Butterflykissesandlicks's picture

IF every time you tried to express your real feelings to your husband and he became angry, told YOU that YOU need "help" and actually walked out the door and threatened to leave you and a toddler, would you not smarten up real quick?

I do work, when I can.

Butterflykissesandlicks's picture

The ;last time he tried this, I did not care at ALL. He knew it too. I gave him his shit and told him to leave if he wanted. He did not like that and ended up "staying."

How sweet of him... I really don't care.

Orange County Ca's picture

Your husband is not going to change. You and your boy are number two. End of those questions. Live with it or leave. You've made your list, not put weights on the questions 1 to 10, add up the answers and see which side weighs more.

I.e. keeping old car -1 no big deal.
Keeping health insurance +10 - important (for now anyway).

You can relist your list anytime something changes and when the negatives if staying out number the pluses you're off.

But give fair warning by asking him to go with you to counseling. Tell him the marriage is falling apart - he'll blame you - use your health insurance to get the counseling. If he doesn't sign on in a week or two you'll know you're on your way out.

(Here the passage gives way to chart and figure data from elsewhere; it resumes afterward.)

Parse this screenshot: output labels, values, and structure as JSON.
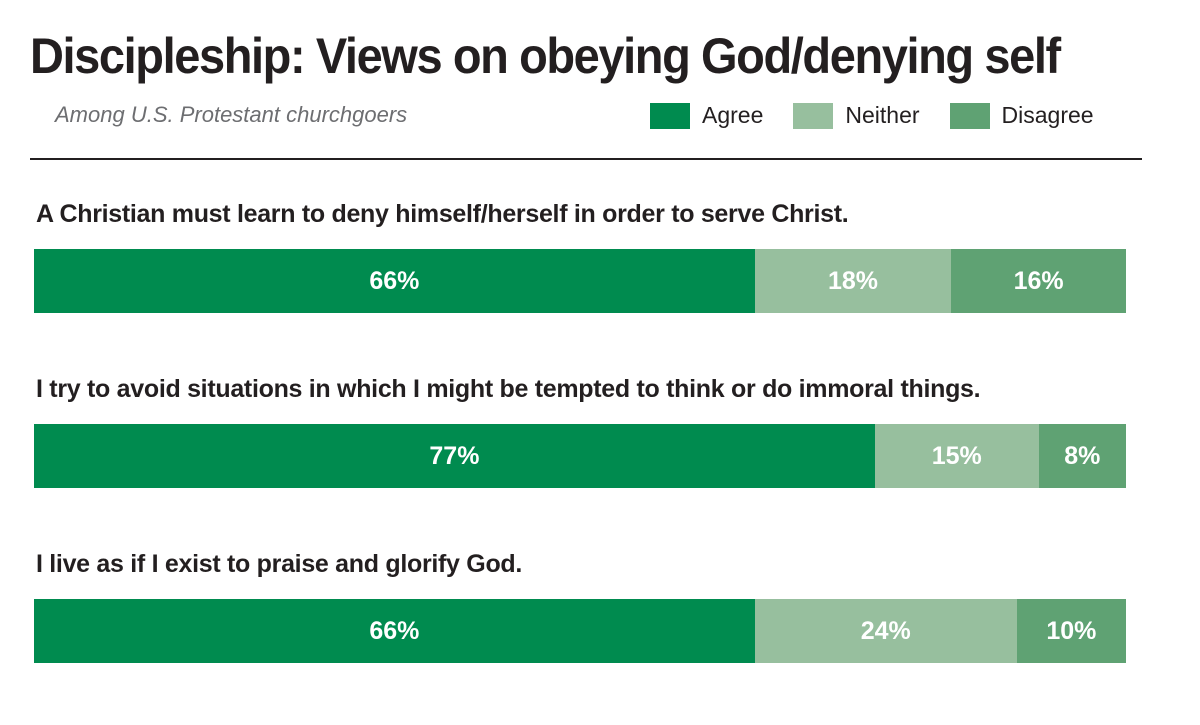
{
  "header": {
    "title": "Discipleship: Views on obeying God/denying self",
    "subtitle": "Among U.S. Protestant churchgoers"
  },
  "legend": [
    {
      "label": "Agree",
      "color": "#008b4f"
    },
    {
      "label": "Neither",
      "color": "#97bf9e"
    },
    {
      "label": "Disagree",
      "color": "#5fa273"
    }
  ],
  "chart_data": {
    "type": "bar",
    "stacked": true,
    "orientation": "horizontal",
    "title": "Discipleship: Views on obeying God/denying self",
    "subtitle": "Among U.S. Protestant churchgoers",
    "categories": [
      "A Christian must learn to deny himself/herself in order to serve Christ.",
      "I try to avoid situations in which I might be tempted to think or do immoral things.",
      "I live as if I exist to praise and glorify God."
    ],
    "series": [
      {
        "name": "Agree",
        "values": [
          66,
          77,
          66
        ],
        "labels": [
          "66%",
          "77%",
          "66%"
        ]
      },
      {
        "name": "Neither",
        "values": [
          18,
          15,
          24
        ],
        "labels": [
          "18%",
          "15%",
          "24%"
        ]
      },
      {
        "name": "Disagree",
        "values": [
          16,
          8,
          10
        ],
        "labels": [
          "16%",
          "8%",
          "10%"
        ]
      }
    ],
    "xlim": [
      0,
      100
    ],
    "legend_position": "top-right",
    "grid": false
  }
}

Butterflykissesandlicks's picture

He thinks "I" only need help, of course. When I USED to try to talk things out, he blew up; gaslighted, big time.

I'll try that though, one more time.

Orange County Ca's picture

Counseling helps a lot,tell him you need his help at it. You need the help not him. Once the counselor tells him whats what he may take it better from an authority figure. If not - well like I said its time to go.